In tests with anammox--a technology that uses rare anaerobic bacteria
to convert nitrite and ammonium to harmless dinitrogen gas--soil scientists
Matias
Vanotti and
Ariel
Szogi at ARS'
Coastal
Plains Soil, Water and Plant Research Center in Florence, S.C., have scored
noteworthy results.
They're the first researchers to isolate from animal wastewater the
planctomycetes bacteria used in the anammox process.

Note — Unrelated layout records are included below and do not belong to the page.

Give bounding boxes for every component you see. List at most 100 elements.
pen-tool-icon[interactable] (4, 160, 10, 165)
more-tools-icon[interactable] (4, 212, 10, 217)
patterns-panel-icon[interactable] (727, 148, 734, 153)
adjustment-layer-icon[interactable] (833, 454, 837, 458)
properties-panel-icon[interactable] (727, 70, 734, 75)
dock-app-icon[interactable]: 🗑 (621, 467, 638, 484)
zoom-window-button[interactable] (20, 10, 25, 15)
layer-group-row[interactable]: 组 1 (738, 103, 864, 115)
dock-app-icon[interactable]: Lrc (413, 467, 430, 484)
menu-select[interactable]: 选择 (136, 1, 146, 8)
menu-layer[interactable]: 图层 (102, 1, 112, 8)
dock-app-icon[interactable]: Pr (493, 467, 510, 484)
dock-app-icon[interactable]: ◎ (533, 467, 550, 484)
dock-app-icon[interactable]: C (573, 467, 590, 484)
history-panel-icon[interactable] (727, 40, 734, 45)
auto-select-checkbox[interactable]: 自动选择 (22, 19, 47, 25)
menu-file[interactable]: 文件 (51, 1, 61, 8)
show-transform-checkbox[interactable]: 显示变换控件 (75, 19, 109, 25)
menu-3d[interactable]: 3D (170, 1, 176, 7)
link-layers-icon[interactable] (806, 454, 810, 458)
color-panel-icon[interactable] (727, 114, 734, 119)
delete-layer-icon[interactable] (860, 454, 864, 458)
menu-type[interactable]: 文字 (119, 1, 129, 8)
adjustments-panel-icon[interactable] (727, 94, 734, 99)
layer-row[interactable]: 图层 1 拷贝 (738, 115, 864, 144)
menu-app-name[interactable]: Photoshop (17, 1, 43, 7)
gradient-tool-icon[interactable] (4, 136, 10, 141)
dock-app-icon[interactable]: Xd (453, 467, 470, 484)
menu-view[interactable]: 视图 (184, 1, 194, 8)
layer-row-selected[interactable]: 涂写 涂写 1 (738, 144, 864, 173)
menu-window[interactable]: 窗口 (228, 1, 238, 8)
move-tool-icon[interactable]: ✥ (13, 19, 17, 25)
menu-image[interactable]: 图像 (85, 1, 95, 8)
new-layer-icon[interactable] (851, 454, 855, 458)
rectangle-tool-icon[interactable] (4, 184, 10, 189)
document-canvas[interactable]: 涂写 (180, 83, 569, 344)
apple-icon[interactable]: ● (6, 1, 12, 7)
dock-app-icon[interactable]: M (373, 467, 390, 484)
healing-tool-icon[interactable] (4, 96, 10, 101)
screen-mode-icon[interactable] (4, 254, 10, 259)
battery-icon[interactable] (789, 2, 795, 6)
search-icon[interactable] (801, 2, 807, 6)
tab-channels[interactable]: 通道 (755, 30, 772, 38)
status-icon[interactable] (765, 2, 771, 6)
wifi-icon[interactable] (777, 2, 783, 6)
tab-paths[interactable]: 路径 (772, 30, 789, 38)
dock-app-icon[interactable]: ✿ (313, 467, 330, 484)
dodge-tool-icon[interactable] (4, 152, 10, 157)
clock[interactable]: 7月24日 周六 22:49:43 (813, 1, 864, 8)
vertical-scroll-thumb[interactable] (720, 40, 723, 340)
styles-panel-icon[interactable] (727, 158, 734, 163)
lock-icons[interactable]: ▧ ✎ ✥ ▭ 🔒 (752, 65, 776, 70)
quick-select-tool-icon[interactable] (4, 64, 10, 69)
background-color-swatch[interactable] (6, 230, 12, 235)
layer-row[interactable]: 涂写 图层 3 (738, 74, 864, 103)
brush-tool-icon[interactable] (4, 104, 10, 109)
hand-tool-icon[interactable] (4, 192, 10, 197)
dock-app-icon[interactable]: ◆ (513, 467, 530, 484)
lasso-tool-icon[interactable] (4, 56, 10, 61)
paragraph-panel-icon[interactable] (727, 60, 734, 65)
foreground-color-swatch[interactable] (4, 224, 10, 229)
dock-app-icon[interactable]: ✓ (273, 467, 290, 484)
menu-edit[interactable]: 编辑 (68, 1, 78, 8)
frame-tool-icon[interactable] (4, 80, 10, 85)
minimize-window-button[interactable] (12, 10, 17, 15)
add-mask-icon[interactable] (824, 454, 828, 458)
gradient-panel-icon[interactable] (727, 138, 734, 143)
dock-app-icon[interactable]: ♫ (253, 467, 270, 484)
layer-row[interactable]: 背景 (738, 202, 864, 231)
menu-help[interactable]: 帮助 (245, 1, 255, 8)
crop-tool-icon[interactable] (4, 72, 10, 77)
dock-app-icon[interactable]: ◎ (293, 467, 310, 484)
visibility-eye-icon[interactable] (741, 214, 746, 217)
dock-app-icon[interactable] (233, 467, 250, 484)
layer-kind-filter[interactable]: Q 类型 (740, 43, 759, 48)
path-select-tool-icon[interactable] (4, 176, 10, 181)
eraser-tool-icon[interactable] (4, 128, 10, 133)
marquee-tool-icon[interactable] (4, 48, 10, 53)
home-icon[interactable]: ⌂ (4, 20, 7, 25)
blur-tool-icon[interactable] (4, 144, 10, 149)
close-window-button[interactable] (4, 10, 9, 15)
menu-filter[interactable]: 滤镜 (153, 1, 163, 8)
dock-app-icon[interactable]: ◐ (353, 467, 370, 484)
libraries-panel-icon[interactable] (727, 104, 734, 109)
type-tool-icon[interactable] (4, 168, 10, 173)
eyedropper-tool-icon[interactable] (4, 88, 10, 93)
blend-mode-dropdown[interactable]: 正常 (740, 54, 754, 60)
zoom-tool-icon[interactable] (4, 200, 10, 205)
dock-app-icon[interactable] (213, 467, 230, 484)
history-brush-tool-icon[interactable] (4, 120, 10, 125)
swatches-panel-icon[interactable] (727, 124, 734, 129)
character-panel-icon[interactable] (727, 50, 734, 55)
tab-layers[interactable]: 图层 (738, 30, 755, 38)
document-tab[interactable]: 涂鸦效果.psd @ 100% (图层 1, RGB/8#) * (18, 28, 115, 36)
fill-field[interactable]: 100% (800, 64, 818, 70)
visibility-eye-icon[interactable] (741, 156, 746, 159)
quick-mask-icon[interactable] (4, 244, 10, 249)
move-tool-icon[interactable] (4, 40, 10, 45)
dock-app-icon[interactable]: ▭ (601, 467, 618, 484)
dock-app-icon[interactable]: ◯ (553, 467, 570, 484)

They've also highlighted
anammox's commercial potential by removing nitrogen from wastewater at rates
similar to those obtained using conventional methods.
Short for "anaerobic ammonium oxidation," anammox was discovered in
the Netherlands during the 1990s. The process is more energy-efficient than
traditional biological nitrogen-removal systems because only part of the
ammonium in wastewater needs to be nitrified, and it removes ammonium without
needing costly aeration or additives.
In tests in Florence and at a swine farm near Kenansville, N.C.,
Vanotti and Szogi achieved the high nitrogen-removal rates by improving the
bacteria's environment for reproduction. The bacteria's slow multiplication
makes their cultivation difficult. The scientists' isolation of the bacteria
from wastewater during these tests may make possible economical treatments for
high-ammonia effluents, because it shows that it may not be necessary to
cultivate the bacteria off-site. Vanotti added that although the researchers
have used anammox to remove up to 500 grams of nitrogen per cubic meter daily
from wastewater, their goal is to triple this rate within the next year.
The scientists have also launched a cooperative three-year project
with EMBRAPA, Brazil's agricultural
research agency, to develop a new-generation, cost-effective anammox-based
treatment of livestock wastewater. Vanotti said this treatment may reduce
nitrogen-treatment costs four-fold.
He discussed the anammox results earlier this week at the annual
international meeting of the American Society of
Agricultural Engineers, in Tampa, Fla.
ARS is the U.S. Department of
Agriculture's chief scientific research agency.